SUFFOCATION represents death metal's mighty roar; everything from Frank Mullen's patented microphone-eating growl to the thick/dry/palm-muted riffs, to the impossibly heavy rhythm section all scream "brutal death!" While clearly evident on the studio recordings, even with a history of uneven productions (save for the last couple of albums), it is the live environment where SUFFOCATION has made a name for itself. Almost across the board, those that have witnessed the New Yorkers on stage have come away with brain matter leaking from the ear canals. "The Close of a Chapter: Live in Quebec City" expertly captures the SUFFOCATION live experience, as well as offering new listeners a career retrospective of sorts.
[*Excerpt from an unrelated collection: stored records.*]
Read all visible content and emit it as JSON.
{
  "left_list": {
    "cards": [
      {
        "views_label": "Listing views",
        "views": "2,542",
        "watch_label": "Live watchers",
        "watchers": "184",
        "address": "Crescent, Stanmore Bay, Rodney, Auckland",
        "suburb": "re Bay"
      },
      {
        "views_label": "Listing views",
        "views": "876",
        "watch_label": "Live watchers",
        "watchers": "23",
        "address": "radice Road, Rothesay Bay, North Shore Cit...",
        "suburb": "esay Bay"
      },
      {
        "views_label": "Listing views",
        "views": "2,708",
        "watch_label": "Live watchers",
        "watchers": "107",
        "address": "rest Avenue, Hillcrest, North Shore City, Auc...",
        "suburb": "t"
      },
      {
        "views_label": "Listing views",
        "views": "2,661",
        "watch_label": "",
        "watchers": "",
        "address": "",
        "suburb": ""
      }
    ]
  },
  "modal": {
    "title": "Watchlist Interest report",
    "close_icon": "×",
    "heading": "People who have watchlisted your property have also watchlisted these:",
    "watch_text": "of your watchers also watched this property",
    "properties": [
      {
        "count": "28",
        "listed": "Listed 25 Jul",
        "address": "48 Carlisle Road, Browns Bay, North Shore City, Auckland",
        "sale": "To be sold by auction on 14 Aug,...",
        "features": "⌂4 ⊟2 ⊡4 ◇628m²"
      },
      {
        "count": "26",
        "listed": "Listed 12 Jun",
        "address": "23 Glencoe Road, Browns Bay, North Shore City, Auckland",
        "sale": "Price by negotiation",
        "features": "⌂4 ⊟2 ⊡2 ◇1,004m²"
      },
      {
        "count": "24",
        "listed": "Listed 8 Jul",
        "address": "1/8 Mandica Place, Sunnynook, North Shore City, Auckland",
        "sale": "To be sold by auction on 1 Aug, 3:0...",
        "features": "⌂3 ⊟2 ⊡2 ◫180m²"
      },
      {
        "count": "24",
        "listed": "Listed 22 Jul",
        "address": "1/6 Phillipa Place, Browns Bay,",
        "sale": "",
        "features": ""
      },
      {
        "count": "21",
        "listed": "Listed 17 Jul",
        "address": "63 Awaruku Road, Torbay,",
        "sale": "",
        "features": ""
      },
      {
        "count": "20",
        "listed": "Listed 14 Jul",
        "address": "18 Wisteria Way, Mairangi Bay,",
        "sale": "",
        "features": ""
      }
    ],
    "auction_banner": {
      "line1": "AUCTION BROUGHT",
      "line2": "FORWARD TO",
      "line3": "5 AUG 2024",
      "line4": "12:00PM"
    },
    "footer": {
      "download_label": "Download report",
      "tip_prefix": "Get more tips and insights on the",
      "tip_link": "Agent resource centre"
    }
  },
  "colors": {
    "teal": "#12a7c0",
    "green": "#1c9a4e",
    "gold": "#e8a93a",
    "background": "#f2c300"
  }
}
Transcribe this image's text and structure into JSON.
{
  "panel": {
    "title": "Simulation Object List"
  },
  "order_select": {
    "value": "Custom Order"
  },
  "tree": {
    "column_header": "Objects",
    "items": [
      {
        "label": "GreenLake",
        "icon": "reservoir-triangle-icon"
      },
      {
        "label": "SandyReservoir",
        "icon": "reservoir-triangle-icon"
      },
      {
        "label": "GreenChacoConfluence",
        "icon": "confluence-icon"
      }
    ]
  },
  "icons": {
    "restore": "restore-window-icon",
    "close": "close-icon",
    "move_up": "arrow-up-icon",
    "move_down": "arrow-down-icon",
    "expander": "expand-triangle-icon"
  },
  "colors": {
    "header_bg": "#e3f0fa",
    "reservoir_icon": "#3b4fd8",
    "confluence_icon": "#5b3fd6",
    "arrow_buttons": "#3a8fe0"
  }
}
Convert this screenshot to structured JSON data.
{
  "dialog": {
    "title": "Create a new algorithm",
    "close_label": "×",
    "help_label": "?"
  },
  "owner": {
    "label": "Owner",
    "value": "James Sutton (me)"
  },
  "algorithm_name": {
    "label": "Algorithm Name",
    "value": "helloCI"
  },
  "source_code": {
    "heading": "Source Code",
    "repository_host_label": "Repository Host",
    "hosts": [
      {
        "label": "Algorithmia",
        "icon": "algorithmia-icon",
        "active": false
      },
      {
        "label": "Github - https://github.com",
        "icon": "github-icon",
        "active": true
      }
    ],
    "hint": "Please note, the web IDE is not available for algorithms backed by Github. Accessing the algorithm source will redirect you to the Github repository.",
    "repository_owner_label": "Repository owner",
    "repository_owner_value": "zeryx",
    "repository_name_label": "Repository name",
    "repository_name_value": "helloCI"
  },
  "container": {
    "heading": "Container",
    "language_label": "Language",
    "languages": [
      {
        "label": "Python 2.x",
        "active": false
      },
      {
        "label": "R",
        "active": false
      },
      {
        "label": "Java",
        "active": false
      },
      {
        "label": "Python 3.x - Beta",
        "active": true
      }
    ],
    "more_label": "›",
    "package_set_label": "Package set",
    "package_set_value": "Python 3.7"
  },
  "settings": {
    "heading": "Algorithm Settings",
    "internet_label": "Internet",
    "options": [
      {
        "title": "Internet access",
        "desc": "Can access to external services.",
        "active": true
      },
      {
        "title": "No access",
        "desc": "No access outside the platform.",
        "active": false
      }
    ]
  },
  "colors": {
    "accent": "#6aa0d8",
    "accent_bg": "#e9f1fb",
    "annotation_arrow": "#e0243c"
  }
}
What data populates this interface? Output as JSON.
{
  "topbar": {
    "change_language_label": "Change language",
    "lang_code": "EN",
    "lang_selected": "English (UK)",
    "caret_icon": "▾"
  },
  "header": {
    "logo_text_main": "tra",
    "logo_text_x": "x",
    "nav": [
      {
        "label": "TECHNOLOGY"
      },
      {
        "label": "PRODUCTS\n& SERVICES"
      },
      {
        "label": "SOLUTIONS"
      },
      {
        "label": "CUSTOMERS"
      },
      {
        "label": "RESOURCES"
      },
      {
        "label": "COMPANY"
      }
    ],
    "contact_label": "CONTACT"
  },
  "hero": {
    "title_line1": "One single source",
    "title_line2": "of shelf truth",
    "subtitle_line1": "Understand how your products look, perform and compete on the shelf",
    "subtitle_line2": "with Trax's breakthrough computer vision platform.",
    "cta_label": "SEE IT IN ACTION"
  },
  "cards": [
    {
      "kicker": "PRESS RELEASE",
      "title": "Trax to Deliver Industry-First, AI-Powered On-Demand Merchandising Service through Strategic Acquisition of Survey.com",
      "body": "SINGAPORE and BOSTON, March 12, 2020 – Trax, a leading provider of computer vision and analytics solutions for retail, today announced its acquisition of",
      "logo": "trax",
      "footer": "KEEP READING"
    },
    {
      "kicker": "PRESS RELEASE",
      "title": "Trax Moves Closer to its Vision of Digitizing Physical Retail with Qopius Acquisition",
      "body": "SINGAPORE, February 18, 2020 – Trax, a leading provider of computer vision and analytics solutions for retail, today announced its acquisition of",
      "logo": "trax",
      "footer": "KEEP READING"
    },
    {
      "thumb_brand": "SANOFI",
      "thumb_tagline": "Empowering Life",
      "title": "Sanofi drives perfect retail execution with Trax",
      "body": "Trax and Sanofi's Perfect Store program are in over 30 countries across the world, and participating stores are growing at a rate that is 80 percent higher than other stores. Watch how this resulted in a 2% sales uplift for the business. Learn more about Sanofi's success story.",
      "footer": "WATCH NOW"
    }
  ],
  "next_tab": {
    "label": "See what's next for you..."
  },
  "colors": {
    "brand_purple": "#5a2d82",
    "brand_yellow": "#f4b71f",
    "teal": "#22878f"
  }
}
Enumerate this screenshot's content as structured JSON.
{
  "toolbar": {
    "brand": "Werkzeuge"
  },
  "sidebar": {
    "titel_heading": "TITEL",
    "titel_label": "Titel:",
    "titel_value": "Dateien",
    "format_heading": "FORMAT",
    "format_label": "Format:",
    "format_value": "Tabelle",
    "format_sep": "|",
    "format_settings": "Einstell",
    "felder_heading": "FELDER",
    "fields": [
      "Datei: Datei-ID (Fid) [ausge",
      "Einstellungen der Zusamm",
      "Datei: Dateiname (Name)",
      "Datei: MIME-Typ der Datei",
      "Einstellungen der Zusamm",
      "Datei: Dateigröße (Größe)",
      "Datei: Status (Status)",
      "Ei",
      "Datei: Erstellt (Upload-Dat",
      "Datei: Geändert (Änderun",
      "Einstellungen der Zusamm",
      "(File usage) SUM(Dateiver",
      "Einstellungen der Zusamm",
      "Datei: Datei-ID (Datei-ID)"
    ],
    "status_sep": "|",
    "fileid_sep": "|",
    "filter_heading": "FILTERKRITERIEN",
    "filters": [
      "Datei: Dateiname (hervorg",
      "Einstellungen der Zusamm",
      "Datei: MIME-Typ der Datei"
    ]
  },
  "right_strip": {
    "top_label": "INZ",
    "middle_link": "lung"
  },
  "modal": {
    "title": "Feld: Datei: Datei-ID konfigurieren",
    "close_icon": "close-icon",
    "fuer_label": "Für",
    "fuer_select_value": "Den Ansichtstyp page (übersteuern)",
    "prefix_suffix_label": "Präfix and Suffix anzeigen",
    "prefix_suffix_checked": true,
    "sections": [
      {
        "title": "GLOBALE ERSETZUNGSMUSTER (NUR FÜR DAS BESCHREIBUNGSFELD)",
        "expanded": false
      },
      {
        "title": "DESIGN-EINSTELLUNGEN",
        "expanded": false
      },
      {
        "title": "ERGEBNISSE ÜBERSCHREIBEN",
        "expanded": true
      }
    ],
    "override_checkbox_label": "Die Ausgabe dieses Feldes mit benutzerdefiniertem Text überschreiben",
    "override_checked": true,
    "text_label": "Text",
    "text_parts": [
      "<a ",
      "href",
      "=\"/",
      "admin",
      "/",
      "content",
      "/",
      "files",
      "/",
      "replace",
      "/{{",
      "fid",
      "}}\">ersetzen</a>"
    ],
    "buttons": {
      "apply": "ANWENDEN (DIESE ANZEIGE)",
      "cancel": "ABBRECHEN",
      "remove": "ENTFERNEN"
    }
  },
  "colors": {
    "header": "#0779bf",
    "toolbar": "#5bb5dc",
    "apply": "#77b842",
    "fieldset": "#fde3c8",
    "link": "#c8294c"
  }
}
As live albums go, "The Close of a Chapter" is one of the more entertaining ones I've heard, as well as sounding genuinely live, thanks to a performance that is "raw and unedited." The SUFFOCATION/Joe Cincotta recording of the 2005 performance is of good quality; the sound is fierce and pummeling with good instrument separation. For example, it is great to hear Derek Boyer's bass in the mix, as his low-end duties coupled with Mike Smith's monstrous drumming is paramount to the SUFFOCATION delivery. It probably doesn't need to be stated, but I'll state it anyway; the riffing/solos from Terrance Hobbs and Guy Marchais sound fantastic. In fact, the band as a whole is locked down tight across the entire 64-minute performance. Mullen's between-song banter is always highly energetic and at times downright comedic; you'll be repeating his phrases in faux New York accent, as SUFFOCATION fans are prone to do after an evening spent with the destroyers.
With a set list running the gamut from the ancient ("Catatonia") to the classic ("Pierced from Within" and "Effigy of the Forgotten") to more recent material ("Surgery of Impalement"), "The Close of a Chapter: Live in Quebec City" is a must-buy for fans and a great starting point for new members of the Church.